Faith community members speak out at Spokane Valley rally
Report and photos by Kaye Hult
Several faith leaders were among a coalition of concerned citizens who met in front of Spokane Valley City Hall the evening of Tuesday, Aug. 14, to ask the Spokane Valley City Council to adopt "A Resolution Against White Nationalism."
The document was created as a way for the council to build on the Diverse City Resolution it adopted in March 2017, saying the city does not tolerate discrimination and is an inclusive city.
The new resolution said the council members stand against racism, particularly white nationalism.
The issue stemmed from a meeting in July of Northwest Grassroots, which invited a known white nationalist to speak. Both Spokane Valley Mayor Rod Higgins and Spokane County treasurer Rob Chase attended. Some Spokane Valley citizens feared this signaled their approval of the white nationalist racist agenda.
The rally was co-led by Leilani DeLong and Joan Braune of Families Against Bigotry (FAB). Leilani also participates in Valley Indivisible Progressives and Spokane Community Against Racism (SCAR).

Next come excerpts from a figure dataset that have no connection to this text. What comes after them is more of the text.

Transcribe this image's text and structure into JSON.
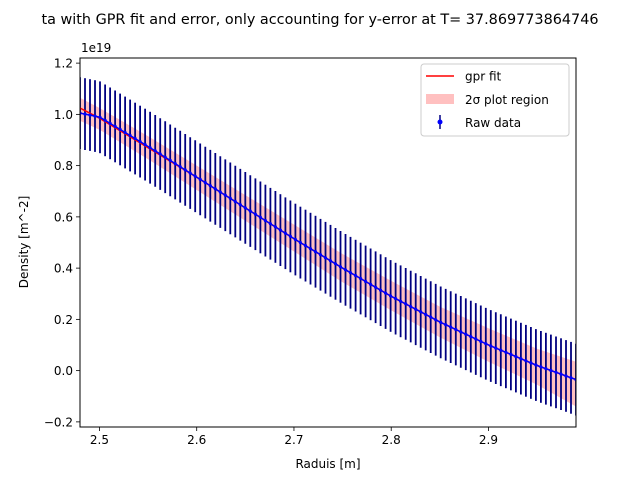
{
  "chart_data": {
    "type": "line",
    "title": "ta with GPR fit and error, only accounting for y-error at T= 37.869773864746",
    "xlabel": "Raduis [m]",
    "ylabel": "Density [m^-2]",
    "y_offset_label": "1e19",
    "y_multiplier": 1e+19,
    "xlim": [
      2.48,
      2.99
    ],
    "ylim": [
      -0.22,
      1.22
    ],
    "x_ticks": [
      2.5,
      2.6,
      2.7,
      2.8,
      2.9
    ],
    "x_tick_labels": [
      "2.5",
      "2.6",
      "2.7",
      "2.8",
      "2.9"
    ],
    "y_ticks": [
      -0.2,
      0.0,
      0.2,
      0.4,
      0.6,
      0.8,
      1.0,
      1.2
    ],
    "y_tick_labels": [
      "−0.2",
      "0.0",
      "0.2",
      "0.4",
      "0.6",
      "0.8",
      "1.0",
      "1.2"
    ],
    "grid": false,
    "legend_position": "top-right",
    "legend": [
      {
        "key": "fit",
        "label": "gpr fit"
      },
      {
        "key": "band",
        "label": "2σ plot region"
      },
      {
        "key": "data",
        "label": "Raw data"
      }
    ],
    "colors": {
      "fit": "#ff0000",
      "band": "#ffc0c0",
      "data": "#0000ff",
      "errorbar": "#000080"
    },
    "series": [
      {
        "name": "gpr fit",
        "kind": "line",
        "x": [
          2.48,
          2.5,
          2.55,
          2.6,
          2.65,
          2.7,
          2.75,
          2.8,
          2.85,
          2.9,
          2.95,
          2.99
        ],
        "y": [
          1.025,
          0.985,
          0.87,
          0.755,
          0.635,
          0.515,
          0.4,
          0.29,
          0.19,
          0.1,
          0.02,
          -0.035
        ]
      },
      {
        "name": "2σ plot region",
        "kind": "band",
        "x": [
          2.48,
          2.5,
          2.55,
          2.6,
          2.65,
          2.7,
          2.75,
          2.8,
          2.85,
          2.9,
          2.95,
          2.99
        ],
        "lower": [
          0.975,
          0.94,
          0.825,
          0.705,
          0.585,
          0.465,
          0.345,
          0.235,
          0.13,
          0.035,
          -0.055,
          -0.14
        ],
        "upper": [
          1.065,
          1.025,
          0.915,
          0.8,
          0.685,
          0.57,
          0.455,
          0.35,
          0.25,
          0.165,
          0.085,
          0.035
        ]
      },
      {
        "name": "Raw data",
        "kind": "errorbar",
        "x_start": 2.48,
        "x_end": 2.99,
        "n_points": 100,
        "y_anchor_x": [
          2.48,
          2.5,
          2.55,
          2.6,
          2.65,
          2.7,
          2.75,
          2.8,
          2.85,
          2.9,
          2.95,
          2.99
        ],
        "y_anchor": [
          1.005,
          0.99,
          0.875,
          0.755,
          0.635,
          0.515,
          0.4,
          0.29,
          0.19,
          0.1,
          0.02,
          -0.035
        ],
        "yerr": 0.14
      }
    ]
  }
}
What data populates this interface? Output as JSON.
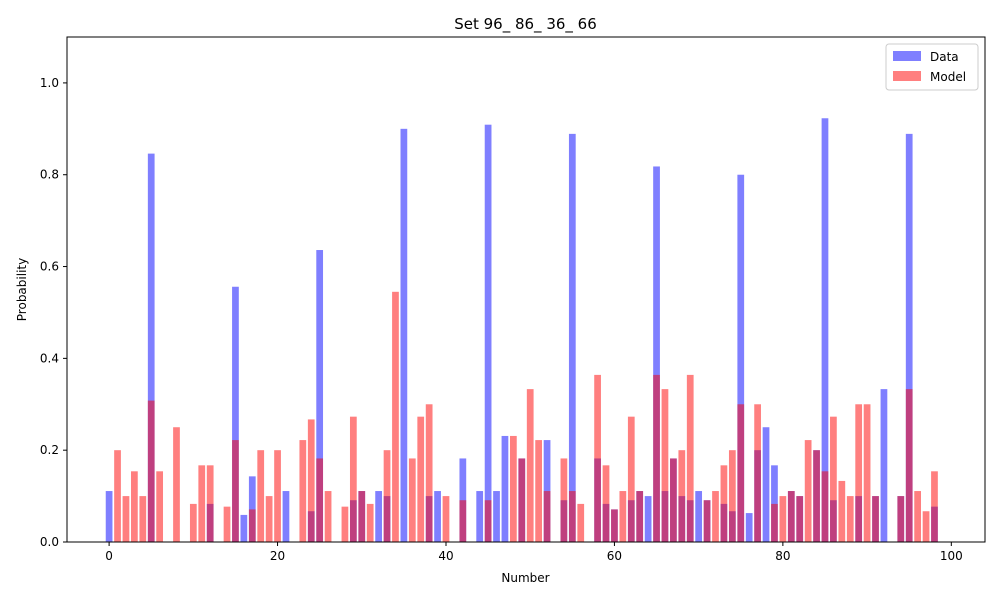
{
  "chart_data": {
    "type": "bar",
    "title": "Set 96_ 86_ 36_ 66",
    "xlabel": "Number",
    "ylabel": "Probability",
    "xlim": [
      -5,
      104
    ],
    "ylim": [
      0,
      1.1
    ],
    "xticks": [
      0,
      20,
      40,
      60,
      80,
      100
    ],
    "yticks": [
      0.0,
      0.2,
      0.4,
      0.6,
      0.8,
      1.0
    ],
    "ytick_labels": [
      "0.0",
      "0.2",
      "0.4",
      "0.6",
      "0.8",
      "1.0"
    ],
    "legend_position": "top-right",
    "series": [
      {
        "name": "Data",
        "color": "#0000ff",
        "alpha": 0.5,
        "points": [
          [
            0,
            0.111
          ],
          [
            5,
            0.846
          ],
          [
            12,
            0.083
          ],
          [
            15,
            0.556
          ],
          [
            16,
            0.059
          ],
          [
            17,
            0.143
          ],
          [
            21,
            0.111
          ],
          [
            24,
            0.067
          ],
          [
            25,
            0.636
          ],
          [
            29,
            0.091
          ],
          [
            30,
            0.111
          ],
          [
            32,
            0.111
          ],
          [
            33,
            0.1
          ],
          [
            35,
            0.9
          ],
          [
            38,
            0.1
          ],
          [
            39,
            0.111
          ],
          [
            42,
            0.182
          ],
          [
            44,
            0.111
          ],
          [
            45,
            0.909
          ],
          [
            46,
            0.111
          ],
          [
            47,
            0.231
          ],
          [
            49,
            0.182
          ],
          [
            52,
            0.222
          ],
          [
            54,
            0.091
          ],
          [
            55,
            0.889
          ],
          [
            58,
            0.182
          ],
          [
            59,
            0.083
          ],
          [
            60,
            0.071
          ],
          [
            62,
            0.091
          ],
          [
            63,
            0.111
          ],
          [
            64,
            0.1
          ],
          [
            65,
            0.818
          ],
          [
            66,
            0.111
          ],
          [
            67,
            0.182
          ],
          [
            68,
            0.1
          ],
          [
            69,
            0.091
          ],
          [
            70,
            0.111
          ],
          [
            71,
            0.091
          ],
          [
            73,
            0.083
          ],
          [
            74,
            0.067
          ],
          [
            75,
            0.8
          ],
          [
            76,
            0.063
          ],
          [
            77,
            0.2
          ],
          [
            78,
            0.25
          ],
          [
            79,
            0.167
          ],
          [
            81,
            0.111
          ],
          [
            82,
            0.1
          ],
          [
            84,
            0.2
          ],
          [
            85,
            0.923
          ],
          [
            86,
            0.091
          ],
          [
            89,
            0.1
          ],
          [
            91,
            0.1
          ],
          [
            92,
            0.333
          ],
          [
            94,
            0.1
          ],
          [
            95,
            0.889
          ],
          [
            98,
            0.077
          ]
        ]
      },
      {
        "name": "Model",
        "color": "#ff0000",
        "alpha": 0.5,
        "points": [
          [
            1,
            0.2
          ],
          [
            2,
            0.1
          ],
          [
            3,
            0.154
          ],
          [
            4,
            0.1
          ],
          [
            5,
            0.308
          ],
          [
            6,
            0.154
          ],
          [
            8,
            0.25
          ],
          [
            10,
            0.083
          ],
          [
            11,
            0.167
          ],
          [
            12,
            0.167
          ],
          [
            14,
            0.077
          ],
          [
            15,
            0.222
          ],
          [
            17,
            0.071
          ],
          [
            18,
            0.2
          ],
          [
            19,
            0.1
          ],
          [
            20,
            0.2
          ],
          [
            23,
            0.222
          ],
          [
            24,
            0.267
          ],
          [
            25,
            0.182
          ],
          [
            26,
            0.111
          ],
          [
            28,
            0.077
          ],
          [
            29,
            0.273
          ],
          [
            30,
            0.111
          ],
          [
            31,
            0.083
          ],
          [
            33,
            0.2
          ],
          [
            34,
            0.545
          ],
          [
            36,
            0.182
          ],
          [
            37,
            0.273
          ],
          [
            38,
            0.3
          ],
          [
            40,
            0.1
          ],
          [
            42,
            0.091
          ],
          [
            45,
            0.091
          ],
          [
            48,
            0.231
          ],
          [
            49,
            0.182
          ],
          [
            50,
            0.333
          ],
          [
            51,
            0.222
          ],
          [
            52,
            0.111
          ],
          [
            54,
            0.182
          ],
          [
            55,
            0.111
          ],
          [
            56,
            0.083
          ],
          [
            58,
            0.364
          ],
          [
            59,
            0.167
          ],
          [
            60,
            0.071
          ],
          [
            61,
            0.111
          ],
          [
            62,
            0.273
          ],
          [
            63,
            0.111
          ],
          [
            65,
            0.364
          ],
          [
            66,
            0.333
          ],
          [
            67,
            0.182
          ],
          [
            68,
            0.2
          ],
          [
            69,
            0.364
          ],
          [
            71,
            0.091
          ],
          [
            72,
            0.111
          ],
          [
            73,
            0.167
          ],
          [
            74,
            0.2
          ],
          [
            75,
            0.3
          ],
          [
            77,
            0.3
          ],
          [
            79,
            0.083
          ],
          [
            80,
            0.1
          ],
          [
            81,
            0.111
          ],
          [
            82,
            0.1
          ],
          [
            83,
            0.222
          ],
          [
            84,
            0.2
          ],
          [
            85,
            0.154
          ],
          [
            86,
            0.273
          ],
          [
            87,
            0.133
          ],
          [
            88,
            0.1
          ],
          [
            89,
            0.3
          ],
          [
            90,
            0.3
          ],
          [
            91,
            0.1
          ],
          [
            94,
            0.1
          ],
          [
            95,
            0.333
          ],
          [
            96,
            0.111
          ],
          [
            97,
            0.067
          ],
          [
            98,
            0.154
          ]
        ]
      }
    ]
  }
}
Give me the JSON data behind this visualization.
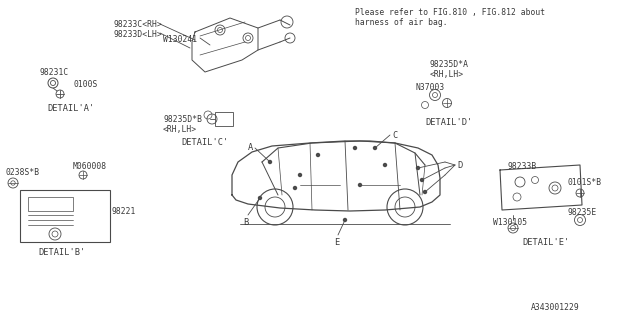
{
  "bg_color": "#ffffff",
  "line_color": "#4a4a4a",
  "text_color": "#3a3a3a",
  "title_note_line1": "Please refer to FIG.810 , FIG.812 about",
  "title_note_line2": "harness of air bag.",
  "diagram_id": "A343001229",
  "detail_a_label": "DETAIL'A'",
  "detail_b_label": "DETAIL'B'",
  "detail_c_label": "DETAIL'C'",
  "detail_d_label": "DETAIL'D'",
  "detail_e_label": "DETAIL'E'",
  "parts": {
    "98233C_RH": "98233C<RH>",
    "98233D_LH": "98233D<LH>",
    "W130241": "W130241",
    "98231C": "98231C",
    "0100S": "0100S",
    "98235D_B_1": "98235D*B",
    "98235D_B_2": "<RH,LH>",
    "98235D_A_1": "98235D*A",
    "98235D_A_2": "<RH,LH>",
    "N37003": "N37003",
    "0238S_B": "0238S*B",
    "M060008": "M060008",
    "98221": "98221",
    "98233B": "98233B",
    "W130105": "W130105",
    "0101S_B": "0101S*B",
    "98235E": "98235E"
  }
}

She opened the rally by introducing the Rev. Jim CastroLang, pastor of First Congregational United Church of Christ in Colville. He also is a member of the local Faith Leaders and Leaders of Conscience (FLLC), which formed to support the Poor People's Campaign and "moments like this."
Jim reminded those gathered that the land on which they gathered is the sacred land of the Spokane Tribe.
"What we do today in combating hate is not only to remember Charlottesville but also to connect to with so much more going way back," he said.
Remembering the eruption of hate in Charlottesville last year, when Heather Heyer was killed by a car driven by a neo-Nazi, Jim invited those gathered to join in a moment of silence.
"We are in a troubling time stoking the fear, waving the flames of hate," he continued. "So we are here to pray for and call on the Spokane Valley City Council to do the right thing—to denounce hate and clearly commit to working for equality for all.
"We are here to affirm the dignity, respect and wonderfulness of all people—no matter the color of their skin, their faith or no faith, their sexual orientation, gender expression or gender identity," Jim said.
He concluded with a call-and-response prayer to remember, repent and repair, adapted from a gathering of faith leaders the previous Sunday in Charlottesville.
Rabbi Tamar Malino, another member of FLLC, then spoke.
She responded to the chant last year in Charlottesville, "Jews will not replace us" and to any in the Spokane area who identified with it.
"We are not here to replace you. We are here to live with you, and with every person of every color, and every faith in this nation. We don't want to replace you, but we do want to replace your hatred with our love, your fear with our hope, your bigotry with impartiality and fair-mindedness," she said.
"We want to replace racism and anti-Semitism with the great creed of our country that every person is equal to every other person, and every human being deserves dignity and respect," Tamar said.
After sharing a prayer, she asked the Spokane Valley City Council to "articulate their ideals, to be an instrument for justice and peace in this community, and for us all to continue together to fight hatred, bigotry, racism and anti-Semitism, wherever we see it: in Spokane County, in Washington state, in the United States and, if we can be so bold, in the whole world."
The Rev. Rick Matters, an Episcopal priest in the Diocese of Spokane, then expressed concern that leaders of white supremacist groups instructed followers not to attend a march in front of the White House the previous weekend. That would make them look like weirdos.
What they are to do is to "blend in, look hip, make friends and infiltrate the political system." This way, they can "distort the American Dream."
Rick called for articulating the true American Dream "of liberty and justice for all, respect and dignity for all, inclusion and compassion for all. Democrat, Republican, Progressive and those who choose not to vote at all need to make clear our American values.
"Silence is the enemy that allows white supremacists to succeed in their agenda of hate and exclusion," he said.
He asked for politicians to repudiate hate groups and to raise their voices against hate speech.
"We call on politicians of all stripes to take actions that protect and welcome all members of society. Indeed, we call on all members of society to speak out, as we are speaking up, for an inclusive, friendly and just society," he said.
Rick concluded by thanking Spokane Valley City officials for choosing to place two statues of Native Americans in front of the city hall, honoring them for their care of this land "for hundreds, if not thousands, of years. We ask them to continue in this tradition."
Leilani then said, "Bold action is needed to correct the perception of Spokane Valley as a center of ignorance and racial discrimination and bigotry."
She asked the mayor and council to sign the resolution.
Joan, who organized the event with Leilani, led a chant, "Justice now!"
The rally dispersed. More than 50 attended, and many spoke at the council meeting, including people from Northwest Grassroots.
Many urged the mayor and council to sign the anti-white supremacy resolution.
Gary Vandusen of Liberty Lake said people are judged by the company they keep. Citizens and businesses and potential businesses need to know that Spokane Valley is an inclusive community.